South Korean web hosting provider pays $1m ransomware demand
FYI, this story is more than a year old
South Korean web hosting company Nayana was hit by the Erebus ransomware and is paying 397.6 Bitcoins, the equivalent of US$1 million. The recovery process is expected to take weeks.
The company posted a blog last week that detailed the attack. According to the post, the initial ransom was 500 Bitcoins, but the CEO managed to negotiate the ransom down to 397.6.
While the CEO says that various local and international agencies are working to decrypt the files, they are not working fast enough.
Trend Micro TrendLabs provided more depth around the incident, which revealed that Nayana has paid the second of three payments. It has also started recovering servers in batches, but some of them are displaying errors.
Trend Micro isolated the ransomware type to the Erebus family, which was been around since 2016. It is able to bypass Windows User Account Control and also mainly concentrated in South Korea.

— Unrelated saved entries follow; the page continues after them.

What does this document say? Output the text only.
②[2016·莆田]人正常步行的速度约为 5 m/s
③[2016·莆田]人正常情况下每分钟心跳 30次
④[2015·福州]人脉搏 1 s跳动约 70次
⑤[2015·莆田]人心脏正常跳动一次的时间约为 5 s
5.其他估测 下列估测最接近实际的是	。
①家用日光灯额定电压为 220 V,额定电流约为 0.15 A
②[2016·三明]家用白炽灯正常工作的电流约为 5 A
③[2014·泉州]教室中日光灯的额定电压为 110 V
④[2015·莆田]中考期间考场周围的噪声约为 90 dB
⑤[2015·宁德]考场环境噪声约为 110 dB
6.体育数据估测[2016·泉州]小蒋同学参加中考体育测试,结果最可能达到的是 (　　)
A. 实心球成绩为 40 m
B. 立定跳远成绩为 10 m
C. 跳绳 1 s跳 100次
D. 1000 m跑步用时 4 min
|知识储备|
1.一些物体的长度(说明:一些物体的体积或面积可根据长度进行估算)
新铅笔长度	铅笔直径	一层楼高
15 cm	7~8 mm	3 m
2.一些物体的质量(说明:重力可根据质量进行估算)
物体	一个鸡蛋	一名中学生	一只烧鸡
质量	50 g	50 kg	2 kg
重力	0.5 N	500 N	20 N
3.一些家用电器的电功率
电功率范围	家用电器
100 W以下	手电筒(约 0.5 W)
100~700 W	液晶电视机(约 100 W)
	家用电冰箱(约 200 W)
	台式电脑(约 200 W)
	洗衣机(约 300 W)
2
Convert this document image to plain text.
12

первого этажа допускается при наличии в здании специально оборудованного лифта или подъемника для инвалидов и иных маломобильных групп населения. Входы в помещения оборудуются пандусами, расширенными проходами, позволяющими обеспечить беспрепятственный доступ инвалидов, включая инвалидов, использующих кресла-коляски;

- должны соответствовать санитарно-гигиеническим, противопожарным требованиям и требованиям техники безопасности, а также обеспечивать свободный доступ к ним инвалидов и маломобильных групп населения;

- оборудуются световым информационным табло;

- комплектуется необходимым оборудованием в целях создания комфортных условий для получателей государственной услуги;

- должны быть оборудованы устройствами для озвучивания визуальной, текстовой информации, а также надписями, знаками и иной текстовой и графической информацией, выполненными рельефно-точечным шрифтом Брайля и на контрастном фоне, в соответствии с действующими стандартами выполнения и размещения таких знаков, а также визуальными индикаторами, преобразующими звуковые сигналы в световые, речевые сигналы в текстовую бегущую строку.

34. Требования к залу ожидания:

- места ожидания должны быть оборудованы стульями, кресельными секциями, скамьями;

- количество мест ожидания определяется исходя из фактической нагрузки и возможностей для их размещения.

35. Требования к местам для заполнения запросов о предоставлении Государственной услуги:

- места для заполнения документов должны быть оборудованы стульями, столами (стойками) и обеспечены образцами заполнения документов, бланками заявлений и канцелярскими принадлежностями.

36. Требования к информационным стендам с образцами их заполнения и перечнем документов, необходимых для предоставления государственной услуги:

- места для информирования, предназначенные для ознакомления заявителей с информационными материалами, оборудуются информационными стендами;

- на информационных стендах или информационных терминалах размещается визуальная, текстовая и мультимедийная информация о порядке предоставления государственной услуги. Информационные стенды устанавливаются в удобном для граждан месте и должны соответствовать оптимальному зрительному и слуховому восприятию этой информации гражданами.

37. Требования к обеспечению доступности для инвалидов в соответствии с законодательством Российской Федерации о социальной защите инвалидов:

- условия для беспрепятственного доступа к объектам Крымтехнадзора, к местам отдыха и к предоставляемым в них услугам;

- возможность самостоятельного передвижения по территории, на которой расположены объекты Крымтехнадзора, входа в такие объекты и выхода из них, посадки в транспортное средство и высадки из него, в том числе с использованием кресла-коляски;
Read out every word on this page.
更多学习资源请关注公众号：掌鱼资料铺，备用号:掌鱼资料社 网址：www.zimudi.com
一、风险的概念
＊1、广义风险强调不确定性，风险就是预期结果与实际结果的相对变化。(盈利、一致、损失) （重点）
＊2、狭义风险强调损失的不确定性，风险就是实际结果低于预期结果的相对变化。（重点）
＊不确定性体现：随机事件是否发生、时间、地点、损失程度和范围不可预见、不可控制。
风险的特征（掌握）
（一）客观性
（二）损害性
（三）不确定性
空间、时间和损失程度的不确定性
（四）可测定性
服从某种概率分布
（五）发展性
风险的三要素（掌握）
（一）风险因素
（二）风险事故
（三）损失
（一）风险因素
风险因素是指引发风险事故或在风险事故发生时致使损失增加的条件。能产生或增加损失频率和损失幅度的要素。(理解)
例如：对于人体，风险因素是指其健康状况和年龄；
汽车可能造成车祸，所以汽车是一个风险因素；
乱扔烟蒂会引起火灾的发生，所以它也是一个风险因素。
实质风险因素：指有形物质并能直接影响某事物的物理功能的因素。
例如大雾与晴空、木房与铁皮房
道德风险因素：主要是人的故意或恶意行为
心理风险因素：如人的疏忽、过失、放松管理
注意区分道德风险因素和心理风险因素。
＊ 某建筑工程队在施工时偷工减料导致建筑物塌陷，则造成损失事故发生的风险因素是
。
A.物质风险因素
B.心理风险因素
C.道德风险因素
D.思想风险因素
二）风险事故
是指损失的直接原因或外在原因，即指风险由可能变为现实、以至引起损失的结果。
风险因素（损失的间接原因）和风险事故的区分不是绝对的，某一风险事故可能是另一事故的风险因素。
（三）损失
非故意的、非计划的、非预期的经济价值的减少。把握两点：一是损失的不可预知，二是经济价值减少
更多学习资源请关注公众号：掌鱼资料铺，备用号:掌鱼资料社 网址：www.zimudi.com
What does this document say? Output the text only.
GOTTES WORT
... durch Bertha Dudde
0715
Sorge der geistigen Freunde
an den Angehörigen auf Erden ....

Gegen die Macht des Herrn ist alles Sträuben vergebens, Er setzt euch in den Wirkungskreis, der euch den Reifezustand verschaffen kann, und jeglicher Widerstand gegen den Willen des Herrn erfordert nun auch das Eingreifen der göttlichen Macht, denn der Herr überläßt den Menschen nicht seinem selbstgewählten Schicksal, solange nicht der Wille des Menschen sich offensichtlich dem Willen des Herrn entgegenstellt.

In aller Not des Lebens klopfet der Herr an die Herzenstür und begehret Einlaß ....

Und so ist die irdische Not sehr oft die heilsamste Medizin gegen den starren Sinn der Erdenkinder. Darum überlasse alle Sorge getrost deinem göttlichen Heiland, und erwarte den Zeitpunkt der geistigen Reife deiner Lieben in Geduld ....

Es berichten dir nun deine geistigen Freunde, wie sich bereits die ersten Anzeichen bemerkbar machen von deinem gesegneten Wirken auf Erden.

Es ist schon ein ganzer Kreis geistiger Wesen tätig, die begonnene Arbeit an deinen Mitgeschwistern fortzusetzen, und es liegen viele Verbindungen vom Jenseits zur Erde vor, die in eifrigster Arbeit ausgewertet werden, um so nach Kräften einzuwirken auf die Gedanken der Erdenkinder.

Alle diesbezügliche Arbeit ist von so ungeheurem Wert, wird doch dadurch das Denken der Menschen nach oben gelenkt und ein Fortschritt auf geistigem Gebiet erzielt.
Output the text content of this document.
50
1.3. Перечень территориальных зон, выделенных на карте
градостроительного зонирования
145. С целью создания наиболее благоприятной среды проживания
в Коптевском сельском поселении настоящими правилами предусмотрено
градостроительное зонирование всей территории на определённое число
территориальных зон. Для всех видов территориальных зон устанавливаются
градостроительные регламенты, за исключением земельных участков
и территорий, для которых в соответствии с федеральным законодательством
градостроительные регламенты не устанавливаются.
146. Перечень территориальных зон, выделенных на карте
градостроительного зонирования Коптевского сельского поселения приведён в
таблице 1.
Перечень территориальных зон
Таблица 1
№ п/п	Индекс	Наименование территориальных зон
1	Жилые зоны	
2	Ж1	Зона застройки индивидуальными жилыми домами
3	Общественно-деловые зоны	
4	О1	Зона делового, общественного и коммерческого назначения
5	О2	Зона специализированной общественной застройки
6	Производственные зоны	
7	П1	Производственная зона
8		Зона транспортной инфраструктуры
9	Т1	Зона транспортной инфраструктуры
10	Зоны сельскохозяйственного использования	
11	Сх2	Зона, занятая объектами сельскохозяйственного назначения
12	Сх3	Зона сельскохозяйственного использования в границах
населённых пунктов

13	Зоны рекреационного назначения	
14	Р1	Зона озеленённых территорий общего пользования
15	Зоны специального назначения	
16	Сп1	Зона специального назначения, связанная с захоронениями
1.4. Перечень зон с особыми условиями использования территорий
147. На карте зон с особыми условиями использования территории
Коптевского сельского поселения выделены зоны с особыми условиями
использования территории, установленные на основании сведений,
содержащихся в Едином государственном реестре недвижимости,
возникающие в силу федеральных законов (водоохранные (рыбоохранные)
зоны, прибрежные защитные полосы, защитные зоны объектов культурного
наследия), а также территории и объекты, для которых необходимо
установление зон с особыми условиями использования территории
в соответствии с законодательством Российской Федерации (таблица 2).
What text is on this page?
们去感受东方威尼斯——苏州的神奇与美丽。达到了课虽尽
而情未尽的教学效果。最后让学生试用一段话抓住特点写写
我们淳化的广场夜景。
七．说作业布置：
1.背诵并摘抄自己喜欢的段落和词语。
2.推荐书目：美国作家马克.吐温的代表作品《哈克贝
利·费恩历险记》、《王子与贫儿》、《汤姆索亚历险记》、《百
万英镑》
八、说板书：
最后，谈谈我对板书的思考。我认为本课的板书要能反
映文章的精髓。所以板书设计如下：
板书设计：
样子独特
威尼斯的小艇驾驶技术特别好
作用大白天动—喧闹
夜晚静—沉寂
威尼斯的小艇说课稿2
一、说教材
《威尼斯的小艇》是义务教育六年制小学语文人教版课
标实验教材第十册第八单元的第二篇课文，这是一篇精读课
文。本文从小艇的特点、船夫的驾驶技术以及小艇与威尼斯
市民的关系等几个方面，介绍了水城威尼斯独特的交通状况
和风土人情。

Trend Micro also says that Unix and offshoot systems such as Linux are used so widely across enterprises, servers, web development frameworks, databases and mobile devices that they are attractive targets for hackers.
"Office documents, databases, archives, and multimedia files are the usual file types targeted by ransomware. It’s the same for this version of Erebus, which encrypts 433 file types. However, the ransomware appears to be coded mainly for targeting and encrypting web servers and data stored in them," Trend Micro says in its blog.
Nayana's latest update says that the server decryption process is taking more time than anticipated. The company estimates that servers will take 2-5 days, with some servers taking as many as 10 days to recover.
However, there have been no failures in data recovery so far and the company is working towards 100%, with 30% recovery this week and 90% next week. The decryption process is predicted to take longer.
Nayana provides managed hosting, Linux, Windows, cloud, Webmail and image hosting.